Theresa wasn’t sure why this surprised her. And she couldn’t say why it hurt her feelings to be excluded from the abbess’s remarks, even as she felt relieved that the comment hadn’t been directed at her. She reminded herself that she had not yet met the abbess.
Late that night, from the bathroom at the top of the guesthouse, Theresa found that she could look across the road right into the nuns’ dormitory. She felt a sense of longing mixed with revulsion. She was so grateful that she still had the option to leave when she liked.
Before they went home the next morning, Cathy said they should each have a parlor. Theresa’s was with Mother Lucy Joseph, the nun she had worked with in the garden. They sat in separate rooms, connected through a grate like the one in the dining room. Theresa tried to see all that was on the other side. She could make out a wooden cross on the wall, a stack of books on a shelf in the corner.

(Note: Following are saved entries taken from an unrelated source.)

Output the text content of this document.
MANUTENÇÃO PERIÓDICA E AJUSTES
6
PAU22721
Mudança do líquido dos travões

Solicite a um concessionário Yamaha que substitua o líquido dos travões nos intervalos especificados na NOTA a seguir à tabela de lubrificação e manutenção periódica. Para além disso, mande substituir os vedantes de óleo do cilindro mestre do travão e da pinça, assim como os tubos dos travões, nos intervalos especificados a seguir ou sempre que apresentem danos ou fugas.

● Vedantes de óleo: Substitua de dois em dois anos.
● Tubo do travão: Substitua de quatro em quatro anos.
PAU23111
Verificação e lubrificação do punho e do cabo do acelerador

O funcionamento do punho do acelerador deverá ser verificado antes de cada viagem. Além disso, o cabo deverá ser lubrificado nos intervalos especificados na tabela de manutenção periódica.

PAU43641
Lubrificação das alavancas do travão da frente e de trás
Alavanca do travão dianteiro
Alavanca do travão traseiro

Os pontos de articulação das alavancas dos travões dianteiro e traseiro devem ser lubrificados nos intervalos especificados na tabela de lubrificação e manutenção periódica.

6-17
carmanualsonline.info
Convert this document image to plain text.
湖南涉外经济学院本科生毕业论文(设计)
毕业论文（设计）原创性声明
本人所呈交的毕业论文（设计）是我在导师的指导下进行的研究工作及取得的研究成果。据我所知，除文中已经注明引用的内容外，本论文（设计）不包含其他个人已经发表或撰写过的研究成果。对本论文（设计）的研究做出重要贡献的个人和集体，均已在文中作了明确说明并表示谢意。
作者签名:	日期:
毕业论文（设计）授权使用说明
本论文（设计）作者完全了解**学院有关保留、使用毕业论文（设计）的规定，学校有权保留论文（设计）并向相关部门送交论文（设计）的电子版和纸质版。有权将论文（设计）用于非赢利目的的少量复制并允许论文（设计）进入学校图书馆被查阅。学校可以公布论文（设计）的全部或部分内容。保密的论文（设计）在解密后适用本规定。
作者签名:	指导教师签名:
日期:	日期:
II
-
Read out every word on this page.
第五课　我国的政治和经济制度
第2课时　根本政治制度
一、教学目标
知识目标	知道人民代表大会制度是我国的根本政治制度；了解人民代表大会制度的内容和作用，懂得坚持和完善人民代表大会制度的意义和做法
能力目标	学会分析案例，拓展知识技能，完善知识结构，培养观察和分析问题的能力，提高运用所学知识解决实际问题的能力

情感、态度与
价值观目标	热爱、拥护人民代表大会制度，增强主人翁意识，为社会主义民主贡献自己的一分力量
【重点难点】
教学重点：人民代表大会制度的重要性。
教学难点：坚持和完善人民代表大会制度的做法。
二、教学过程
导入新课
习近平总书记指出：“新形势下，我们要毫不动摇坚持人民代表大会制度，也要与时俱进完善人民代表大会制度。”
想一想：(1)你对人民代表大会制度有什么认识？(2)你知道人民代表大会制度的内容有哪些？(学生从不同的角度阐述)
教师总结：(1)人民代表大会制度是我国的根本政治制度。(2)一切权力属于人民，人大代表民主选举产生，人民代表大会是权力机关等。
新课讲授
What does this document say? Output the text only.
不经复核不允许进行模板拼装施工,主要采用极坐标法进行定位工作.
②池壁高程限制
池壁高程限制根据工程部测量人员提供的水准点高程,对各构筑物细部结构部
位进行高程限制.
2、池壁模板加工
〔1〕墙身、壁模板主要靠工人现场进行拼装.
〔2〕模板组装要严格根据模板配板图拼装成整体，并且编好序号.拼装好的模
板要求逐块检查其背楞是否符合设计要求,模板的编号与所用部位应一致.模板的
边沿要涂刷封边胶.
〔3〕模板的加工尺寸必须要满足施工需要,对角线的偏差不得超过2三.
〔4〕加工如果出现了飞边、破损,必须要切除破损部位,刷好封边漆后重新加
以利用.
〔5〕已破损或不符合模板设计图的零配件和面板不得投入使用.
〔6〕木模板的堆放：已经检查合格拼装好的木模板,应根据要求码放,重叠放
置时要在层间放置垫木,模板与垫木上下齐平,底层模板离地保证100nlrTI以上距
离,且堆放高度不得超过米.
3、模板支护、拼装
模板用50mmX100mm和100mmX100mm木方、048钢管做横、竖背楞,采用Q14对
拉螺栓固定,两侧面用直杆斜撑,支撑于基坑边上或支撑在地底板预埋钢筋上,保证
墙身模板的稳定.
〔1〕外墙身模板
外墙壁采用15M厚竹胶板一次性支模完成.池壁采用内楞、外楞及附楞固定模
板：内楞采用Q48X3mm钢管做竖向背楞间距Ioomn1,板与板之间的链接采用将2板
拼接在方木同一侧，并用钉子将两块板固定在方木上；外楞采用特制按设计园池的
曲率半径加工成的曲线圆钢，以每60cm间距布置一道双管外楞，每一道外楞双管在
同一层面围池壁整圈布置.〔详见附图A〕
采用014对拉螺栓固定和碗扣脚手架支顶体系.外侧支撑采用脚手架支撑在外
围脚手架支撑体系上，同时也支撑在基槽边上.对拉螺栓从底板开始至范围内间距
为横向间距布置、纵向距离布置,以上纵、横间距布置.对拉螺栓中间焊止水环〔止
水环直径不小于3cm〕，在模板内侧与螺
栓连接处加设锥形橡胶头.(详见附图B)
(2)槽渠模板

“You’ve been a very good helper,” Mother Lucy Joseph said. “How did you find your time here?”
“Oh, I enjoyed it very much. I don’t want to go back to New York.” Theresa laughed as she said it, meaning for her words to sound light, but Mother Lucy Joseph didn’t reply. She let the comment sit there between them.
“I’ve never had a parlor before,” Theresa said. “I’m not sure what I’m supposed to talk about. God?”
Mother Lucy Joseph laughed. “You can talk about whatever you like. Tell me what’s in your heart.”
Theresa found herself saying that teaching was often exhausting, that she wondered if the job, which she had always felt drawn to, really mattered at all.
“My students don’t seem to get much from the lessons,” she said. “But maybe that’s my fault.”
“Why would it be your fault?”
“Maybe I’m too distracted.”
“By what?”
She had a choice. To keep the conversation at the surface, or go deeper. She had never confided in a nun before. But Mother Lucy Joseph struck her as wise, unflappable.